Wujud kebudayaan sebagai suatu kompleks aktivitas serta tindakan berpola dari manusia dalam masyarakat, disebut sistem sosial. Terdiri dari aktivitas-aktivitas manusia yang berinteraksi, berhubungan, serta bergaul satu dengan lain menurut waktu dan pola tertentu berdasarkan adat tata kelakuan.

c. Artefak

Wujud kebudayaan sebagai benda-benda hasil karya manusia. Ini jelas sekali karena merupakan kebudayaan fisik, dapat terlihat, diraba seperti Candi Borobudur. Candi Borobudur. Candi merupakan salah satu kebudayaan yang berbentuk material yangmerupakan hasil karya manusia. Candi Borobudur merupakan salah satu tujuh keajaiban dunia yang sangat terkenal

Analogi Budaya 1 :

Coba kembangkan etos kerja dan orientasi kecakapan hidup pada diri kalian!

Masyarakat dan kebudayaan memang tidak dapat dilepaskan tetapi dalam perkembangannya, kebudayaan yang ada di dalam masyarakat ada yang berdampak positif dan negatif. Coba diskusikan dan berikan solusi yang tepat supaya beberapa kebudayaan yang memiliki dampak yang negatif dan tidak sesuai dengan perkembangan masyarakat tersebut dapat diarahkan supaya berdampak positif bagi masyarakat. Selain itu coba kalian praktikkan dan jalankan kebudayaan di daerah kalian yang berdampak positif dalam kehidupan sehari-hari.

B. Unsur-unsur Budaya

Unit terkecil dari kebudayaan disebut unsur (traits).
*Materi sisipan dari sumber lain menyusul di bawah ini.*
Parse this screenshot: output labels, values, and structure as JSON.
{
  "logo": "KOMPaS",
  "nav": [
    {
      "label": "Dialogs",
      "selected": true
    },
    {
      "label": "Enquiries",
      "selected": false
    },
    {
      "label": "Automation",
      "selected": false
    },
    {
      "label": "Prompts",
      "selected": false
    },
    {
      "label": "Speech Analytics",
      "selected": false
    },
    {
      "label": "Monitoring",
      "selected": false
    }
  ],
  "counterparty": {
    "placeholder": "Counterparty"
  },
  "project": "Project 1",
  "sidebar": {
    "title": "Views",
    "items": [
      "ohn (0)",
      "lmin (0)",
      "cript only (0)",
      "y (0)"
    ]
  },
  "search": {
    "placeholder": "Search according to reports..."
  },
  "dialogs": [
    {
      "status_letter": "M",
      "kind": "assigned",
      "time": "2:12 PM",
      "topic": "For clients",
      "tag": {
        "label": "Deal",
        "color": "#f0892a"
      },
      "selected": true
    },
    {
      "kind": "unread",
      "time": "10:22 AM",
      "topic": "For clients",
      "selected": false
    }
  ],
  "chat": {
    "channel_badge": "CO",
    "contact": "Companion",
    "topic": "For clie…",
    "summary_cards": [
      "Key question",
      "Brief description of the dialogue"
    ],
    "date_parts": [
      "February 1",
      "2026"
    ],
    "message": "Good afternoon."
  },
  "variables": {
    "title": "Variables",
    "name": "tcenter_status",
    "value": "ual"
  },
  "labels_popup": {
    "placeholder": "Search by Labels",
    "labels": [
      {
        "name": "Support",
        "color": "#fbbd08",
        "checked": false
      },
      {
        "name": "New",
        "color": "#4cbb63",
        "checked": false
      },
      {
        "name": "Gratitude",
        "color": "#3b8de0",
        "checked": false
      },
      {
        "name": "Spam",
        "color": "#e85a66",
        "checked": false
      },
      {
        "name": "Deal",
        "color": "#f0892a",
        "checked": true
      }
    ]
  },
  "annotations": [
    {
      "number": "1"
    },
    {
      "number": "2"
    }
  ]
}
Tetapi ada yang mengatakan bahwa traits itu dapat dibagi lagi menjadi unsur yang lebih kecil disebut items. Menurut Hoebel, unsur adalah suatu kesatuan corak perilaku yang dipelajari dan dianggap tak dapat diperkecil lagi atau produk nyata yang dihasilkan oleh perilaku tersebut. Setiap kebudayaan terdiri dari ribuan unsur. Misalnya saja kesenian karawitan apakah dapat disebut sebagai unsur kebudayaan? Bukan, karena kesenian karawitan merupakan sekumpulan unsur yang terdiri dari irama, alat-alat karawitan, lagu, lirik, dan lain-lain. Gabungan semua unsur itu akan membentuk kompleks kebudayaan yang merupakan sekelompok unsur budaya yang saling berhubungan. Kompleks kebudayaan terletak di tengah-tengah unsur dan lembaga.
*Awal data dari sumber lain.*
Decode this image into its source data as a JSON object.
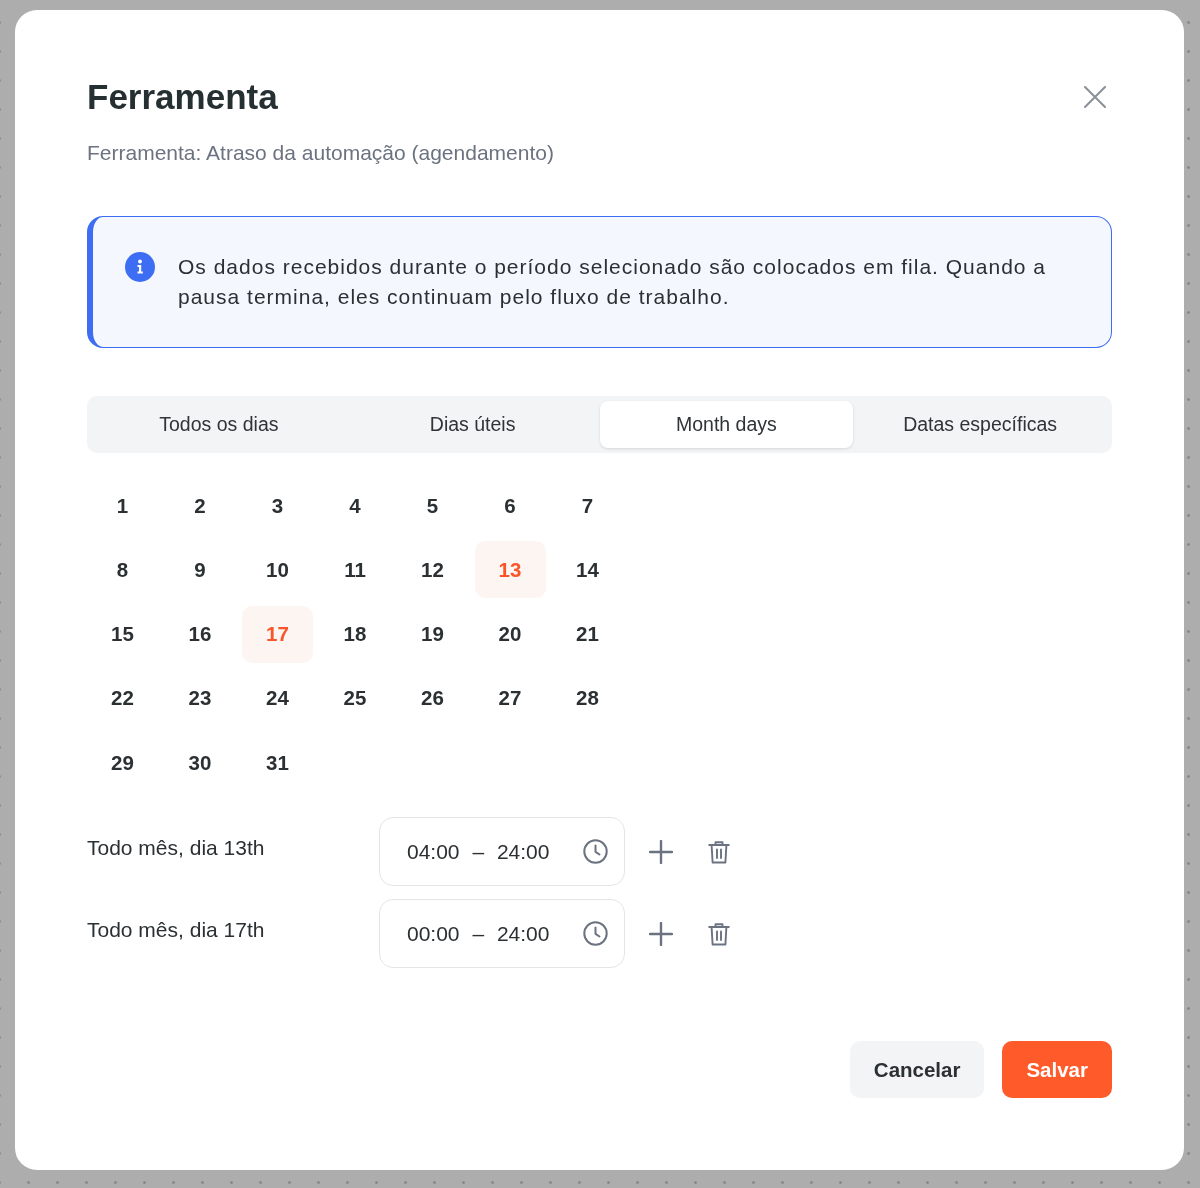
{
  "dialog": {
    "title": "Ferramenta",
    "subtitle": "Ferramenta: Atraso da automação (agendamento)"
  },
  "info_banner": {
    "text": "Os dados recebidos durante o período selecionado são colocados em fila. Quando a pausa termina, eles continuam pelo fluxo de trabalho."
  },
  "tabs": [
    {
      "label": "Todos os dias",
      "selected": false
    },
    {
      "label": "Dias úteis",
      "selected": false
    },
    {
      "label": "Month days",
      "selected": true
    },
    {
      "label": "Datas específicas",
      "selected": false
    }
  ],
  "month_days": [
    {
      "day": "1",
      "selected": false
    },
    {
      "day": "2",
      "selected": false
    },
    {
      "day": "3",
      "selected": false
    },
    {
      "day": "4",
      "selected": false
    },
    {
      "day": "5",
      "selected": false
    },
    {
      "day": "6",
      "selected": false
    },
    {
      "day": "7",
      "selected": false
    },
    {
      "day": "8",
      "selected": false
    },
    {
      "day": "9",
      "selected": false
    },
    {
      "day": "10",
      "selected": false
    },
    {
      "day": "11",
      "selected": false
    },
    {
      "day": "12",
      "selected": false
    },
    {
      "day": "13",
      "selected": true
    },
    {
      "day": "14",
      "selected": false
    },
    {
      "day": "15",
      "selected": false
    },
    {
      "day": "16",
      "selected": false
    },
    {
      "day": "17",
      "selected": true
    },
    {
      "day": "18",
      "selected": false
    },
    {
      "day": "19",
      "selected": false
    },
    {
      "day": "20",
      "selected": false
    },
    {
      "day": "21",
      "selected": false
    },
    {
      "day": "22",
      "selected": false
    },
    {
      "day": "23",
      "selected": false
    },
    {
      "day": "24",
      "selected": false
    },
    {
      "day": "25",
      "selected": false
    },
    {
      "day": "26",
      "selected": false
    },
    {
      "day": "27",
      "selected": false
    },
    {
      "day": "28",
      "selected": false
    },
    {
      "day": "29",
      "selected": false
    },
    {
      "day": "30",
      "selected": false
    },
    {
      "day": "31",
      "selected": false
    }
  ],
  "schedules": [
    {
      "label": "Todo mês, dia 13th",
      "time_range": "04:00 – 24:00"
    },
    {
      "label": "Todo mês, dia 17th",
      "time_range": "00:00 – 24:00"
    }
  ],
  "buttons": [
    {
      "label": "Cancelar",
      "kind": "secondary"
    },
    {
      "label": "Salvar",
      "kind": "primary"
    }
  ]
}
Ingatkah kalian apa yang dimaksud dengan lembaga sosial itu? Suatu lembaga sosial adalah serangkaian kompleks kebudayaan yang terpusat pada kegiatan yang penting. Beberapa kompleks kebudayaan merupakan bagian dari lembaga. Dari pemahaman konsep-konsep di atas maka dapat diurutkan bahwa dinamika kebudayaan dimulai dari items - traits - unsur - kompleks kebudayaan dan yang terakhir adalah lembaga sosial.
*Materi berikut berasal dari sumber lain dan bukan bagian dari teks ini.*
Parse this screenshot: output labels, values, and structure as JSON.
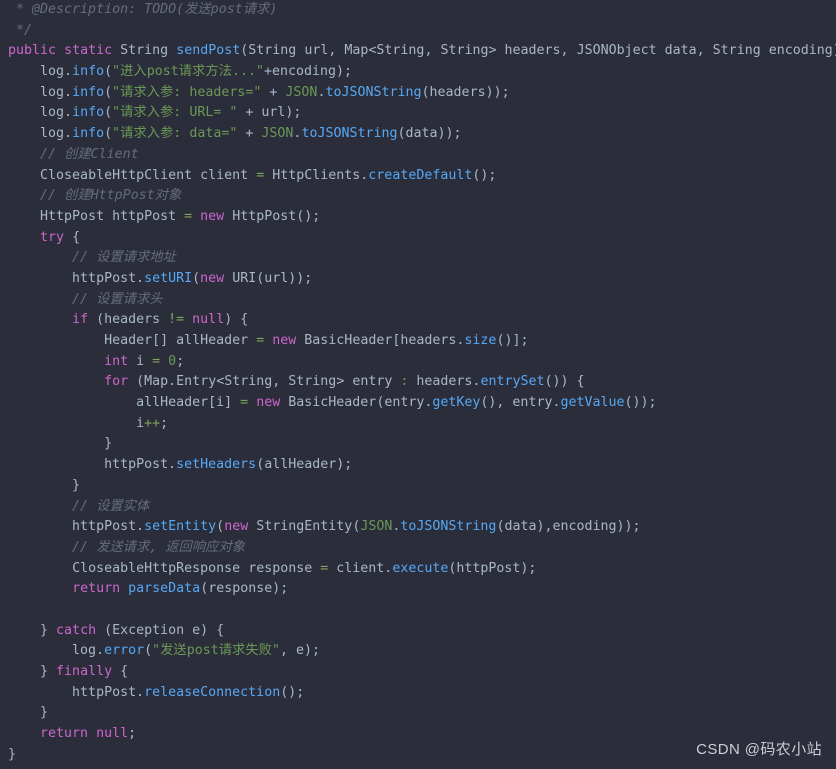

Beberapa sarjana antropologi mencoba menjabarkan unsur-unsur budaya seperti yang tercantum dalam buku Sosiologi Suatu Pengantar, Soekamto (1982), misalnya Melville J. Herskovits membagi unsur budaya menjadi 4 yaitu alat-alat teknologi, sistem ekonomi, keluarga, dan kekuasaan politik. Bronislaw Malinoswky, membagi unsur budaya menjadi 4 juga yaitu:
  1. Sistem norma yang memungkinkan kerja sama antara para anggota masyarakat di dalam upaya menguasai alam sekelilingnya.
  2. Organisasi ekonomi.
  3. Alat-alat dan lembaga atau petugas pendidikan.
  4. Organisasi kekuatan.
Menurut C. Kluckhon yang dikutip dari buku Koentjaraningrat (1999) membagi unsur kebudayaan menjadi tujuh yang terkenal dengan sebutan Universal Categories of Culture yaitu:

Tabel. Pembagian unsur kebudayaan menurut C. Kluckhon

No.
Unsur Kebudayaan
Contoh
1.
Peralatan dan perlengkapan
Pakaian, perumahan, alat-alat

hidup manusia
rumah tangga, senjata, alat-alat produksi, dan lain-lain.
2.
Mata pencaharian hidup dan sistem-sistem ekonomi
Peternakan, pertanian, industri, nelayan, sistem konsumsi, sistem distribusi, sistem produksi, dan lain-lain.
3.
Sistem kemasyarakatan
Sistem kekerabatan, organisasi politik, sistem hukum, sistem perkawinan, dan lain-lain.
4.
Bahasa
Bahasa lisan maupun tertulis.
5.
Kesenian
Seni rupa, seni suara, seni gerak, dan lain-lain.
6.
Sistem pengetahuan.

7.
Religi (Sistem kepercayaan)


Betapapun kehidupan suatu kelompok manusia, pasti ia mengembangkan bahasa sebagai sistem lambang dan sebagai alat komunikasi untuk mempermudah sesama anggota menyampaikan pengalaman, pemikiran dan perasaan. Karena kemampuan manusia mengembangkan lambang-lambang yang penuh makna itulah maka ia dapat menempatkan diri sebagai makhluk yang tertinggi derajatnya. Sistem religi adalah unsur kebudayaan yang memberikan pedoman pada anggota masyarakat dalam memahami lingkungan semesta dan hubungannya dengan kekuatan gaib. Sistem pengetahuan sangat penting artinya sebagai pedoman dalam menanggapi tantangan yang timbul dan harus dihadapi dalam proses penyesuaian masyarakat terhadap lingkungannya dalam arti luas. Sistem teknologi berfungsi memberikan pedoman anggota masyarakat dalam usahanya menyesuaikan diri dengan lingkungannya dan cara memanfaatkannya demi kesejahteraan bersama. Sedang sistem kesenian merupakan unsur kebudayaan yang memberikan pedoman bagi anggota masyarakat yang bersangkutan untuk menyatakan rasa keindahan yang dapat dinikmati secara bersama.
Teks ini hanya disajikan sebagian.